A 77-year-old female had a loss of appetite, severe fatigue and hyponatremia (127–135 mmol/l) for 2 months. She was diagnosed as depression, and was psychiatrically hospitalized. After admission, she was beginning to take antidepressants, but they did not work at all. To examine hyponatremia, endocrinological examination was done, then low plasma ACTH (2.0 pg/ml) and cortisol (1.3 μg/dl) was found. Brain MRI examination showed no remarkable findings in pituitary. We did a loading test for anterior pituitary function (ACTH/cortisol didn’t raise after CRH test to 120 min; ACTH was 2.0 pg/ml and cortisol was 1.0 μg/dl), and diagnosed an isolated ACTH deficiency (IAD). After we started steroid replacement therapy, her fatigue and loss of appetite was disappeared dramatically. Hyponatremia was also improved.
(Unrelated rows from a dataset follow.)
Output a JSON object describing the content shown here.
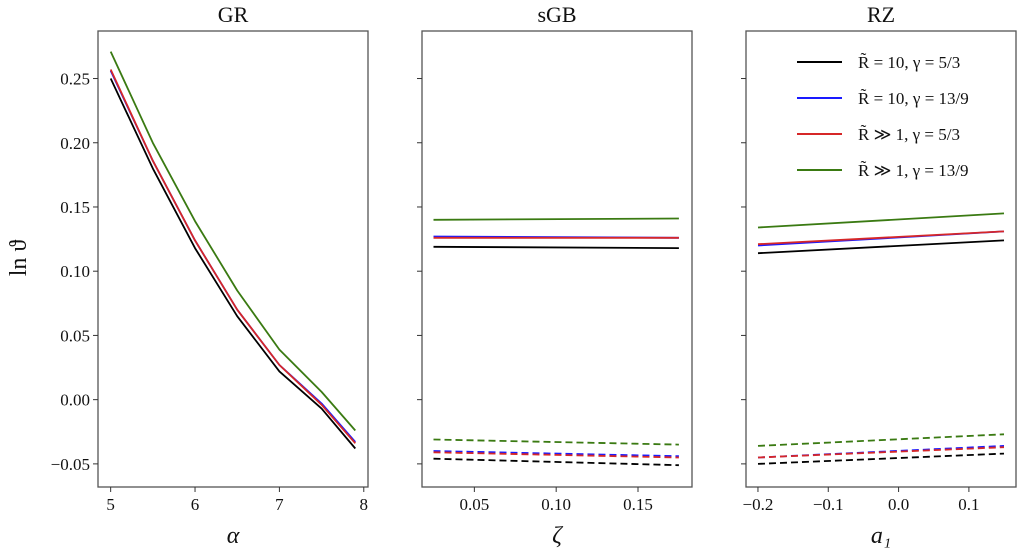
{
  "figure": {
    "ylabel": "ln ϑ",
    "legend": [
      {
        "label": "R̃ = 10, γ = 5/3",
        "color": "#000000"
      },
      {
        "label": "R̃ = 10, γ = 13/9",
        "color": "#1a1aff"
      },
      {
        "label": "R̃ ≫ 1, γ = 5/3",
        "color": "#d62728"
      },
      {
        "label": "R̃ ≫ 1, γ = 13/9",
        "color": "#3a7a12"
      }
    ]
  },
  "chart_data": [
    {
      "type": "line",
      "title": "GR",
      "xlabel": "α",
      "ylabel": "ln ϑ",
      "xlim": [
        4.85,
        8.05
      ],
      "ylim": [
        -0.068,
        0.287
      ],
      "xticks": [
        5,
        6,
        7,
        8
      ],
      "xticklabels": [
        "5",
        "6",
        "7",
        "8"
      ],
      "yticks": [
        -0.05,
        0.0,
        0.05,
        0.1,
        0.15,
        0.2,
        0.25
      ],
      "yticklabels": [
        "−0.05",
        "0.00",
        "0.05",
        "0.10",
        "0.15",
        "0.20",
        "0.25"
      ],
      "show_yticklabels": true,
      "x": [
        5.0,
        5.5,
        6.0,
        6.5,
        7.0,
        7.5,
        7.9
      ],
      "series": [
        {
          "name": "R̃ = 10, γ = 5/3",
          "style": "solid",
          "color": "#000000",
          "values": [
            0.25,
            0.18,
            0.118,
            0.065,
            0.022,
            -0.007,
            -0.038
          ]
        },
        {
          "name": "R̃ = 10, γ = 13/9",
          "style": "solid",
          "color": "#1a1aff",
          "values": [
            0.256,
            0.186,
            0.124,
            0.07,
            0.027,
            -0.003,
            -0.033
          ]
        },
        {
          "name": "R̃ ≫ 1, γ = 5/3",
          "style": "solid",
          "color": "#d62728",
          "values": [
            0.257,
            0.186,
            0.124,
            0.07,
            0.027,
            -0.004,
            -0.034
          ]
        },
        {
          "name": "R̃ ≫ 1, γ = 13/9",
          "style": "solid",
          "color": "#3a7a12",
          "values": [
            0.271,
            0.2,
            0.139,
            0.085,
            0.039,
            0.006,
            -0.024
          ]
        }
      ]
    },
    {
      "type": "line",
      "title": "sGB",
      "xlabel": "ζ",
      "ylabel": "",
      "xlim": [
        0.018,
        0.183
      ],
      "ylim": [
        -0.068,
        0.287
      ],
      "xticks": [
        0.05,
        0.1,
        0.15
      ],
      "xticklabels": [
        "0.05",
        "0.10",
        "0.15"
      ],
      "yticks": [
        -0.05,
        0.0,
        0.05,
        0.1,
        0.15,
        0.2,
        0.25
      ],
      "yticklabels": [],
      "show_yticklabels": false,
      "x": [
        0.025,
        0.175
      ],
      "series": [
        {
          "name": "R̃ = 10, γ = 5/3",
          "style": "solid",
          "color": "#000000",
          "values": [
            0.119,
            0.118
          ]
        },
        {
          "name": "R̃ = 10, γ = 13/9",
          "style": "solid",
          "color": "#1a1aff",
          "values": [
            0.127,
            0.126
          ]
        },
        {
          "name": "R̃ ≫ 1, γ = 5/3",
          "style": "solid",
          "color": "#d62728",
          "values": [
            0.126,
            0.126
          ]
        },
        {
          "name": "R̃ ≫ 1, γ = 13/9",
          "style": "solid",
          "color": "#3a7a12",
          "values": [
            0.14,
            0.141
          ]
        },
        {
          "name": "R̃ = 10, γ = 5/3 (dashed)",
          "style": "dashed",
          "color": "#000000",
          "values": [
            -0.046,
            -0.051
          ]
        },
        {
          "name": "R̃ = 10, γ = 13/9 (dashed)",
          "style": "dashed",
          "color": "#1a1aff",
          "values": [
            -0.04,
            -0.044
          ]
        },
        {
          "name": "R̃ ≫ 1, γ = 5/3 (dashed)",
          "style": "dashed",
          "color": "#d62728",
          "values": [
            -0.041,
            -0.045
          ]
        },
        {
          "name": "R̃ ≫ 1, γ = 13/9 (dashed)",
          "style": "dashed",
          "color": "#3a7a12",
          "values": [
            -0.031,
            -0.035
          ]
        }
      ]
    },
    {
      "type": "line",
      "title": "RZ",
      "xlabel": "a₁",
      "ylabel": "",
      "xlim": [
        -0.217,
        0.167
      ],
      "ylim": [
        -0.068,
        0.287
      ],
      "xticks": [
        -0.2,
        -0.1,
        0.0,
        0.1
      ],
      "xticklabels": [
        "−0.2",
        "−0.1",
        "0.0",
        "0.1"
      ],
      "yticks": [
        -0.05,
        0.0,
        0.05,
        0.1,
        0.15,
        0.2,
        0.25
      ],
      "yticklabels": [],
      "show_yticklabels": false,
      "x": [
        -0.2,
        0.15
      ],
      "legend_position": "upper right",
      "series": [
        {
          "name": "R̃ = 10, γ = 5/3",
          "style": "solid",
          "color": "#000000",
          "values": [
            0.114,
            0.124
          ]
        },
        {
          "name": "R̃ = 10, γ = 13/9",
          "style": "solid",
          "color": "#1a1aff",
          "values": [
            0.12,
            0.131
          ]
        },
        {
          "name": "R̃ ≫ 1, γ = 5/3",
          "style": "solid",
          "color": "#d62728",
          "values": [
            0.121,
            0.131
          ]
        },
        {
          "name": "R̃ ≫ 1, γ = 13/9",
          "style": "solid",
          "color": "#3a7a12",
          "values": [
            0.134,
            0.145
          ]
        },
        {
          "name": "R̃ = 10, γ = 5/3 (dashed)",
          "style": "dashed",
          "color": "#000000",
          "values": [
            -0.05,
            -0.042
          ]
        },
        {
          "name": "R̃ = 10, γ = 13/9 (dashed)",
          "style": "dashed",
          "color": "#1a1aff",
          "values": [
            -0.045,
            -0.036
          ]
        },
        {
          "name": "R̃ ≫ 1, γ = 5/3 (dashed)",
          "style": "dashed",
          "color": "#d62728",
          "values": [
            -0.045,
            -0.037
          ]
        },
        {
          "name": "R̃ ≫ 1, γ = 13/9 (dashed)",
          "style": "dashed",
          "color": "#3a7a12",
          "values": [
            -0.036,
            -0.027
          ]
        }
      ]
    }
  ]
}
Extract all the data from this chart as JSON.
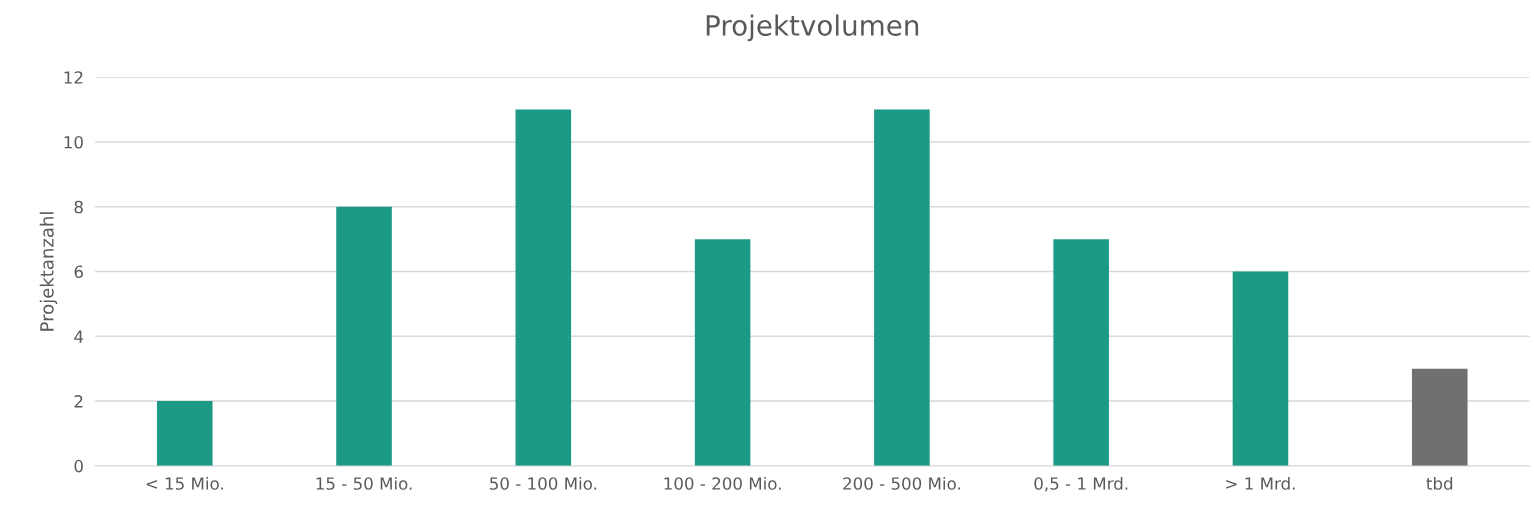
{
  "chart_data": {
    "type": "bar",
    "title": "Projektvolumen",
    "ylabel": "Projektanzahl",
    "categories": [
      "< 15 Mio.",
      "15 - 50 Mio.",
      "50 - 100 Mio.",
      "100 - 200 Mio.",
      "200 - 500 Mio.",
      "0,5 - 1 Mrd.",
      "> 1 Mrd.",
      "tbd"
    ],
    "values": [
      2,
      8,
      11,
      7,
      11,
      7,
      6,
      3
    ],
    "colors": [
      "#1c9a85",
      "#1c9a85",
      "#1c9a85",
      "#1c9a85",
      "#1c9a85",
      "#1c9a85",
      "#1c9a85",
      "#707070"
    ],
    "ylim": [
      0,
      12
    ],
    "yticks": [
      0,
      2,
      4,
      6,
      8,
      10,
      12
    ],
    "grid": "y",
    "legend": false
  }
}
We experienced a case of IAD, which was frequently misdiagnosed as a psychiatric disease. Before steroid replacement therapy, her electrocardiogram (ECG) showed a prolonged QT interval (QTc 0.474 Sec), and after replacement, it was improving (QTc 0.450 Sec).

In Japan, some adrenal insufficiency patients who had a prolonged QT interval experienced fatal arrhythmias, and after steroid replacement therapy, in all cases QT intervals were improved. Under hospitalization, she once had a loss of consciousness before replacement. It is unclear that whether she had an arrhythmia or not because we could not check ECG at that time.

It is said that prolonged QT intervals with adrenal insufficiency are caused by electrolyte abnormalities, reversible myocardial changes due to hypoglycemia and hyponatremia, and, potassium channelopathies on myocardiocytes and so on. It is important to check ECG with adrenal insufficy to avoid fatal arrhythmias.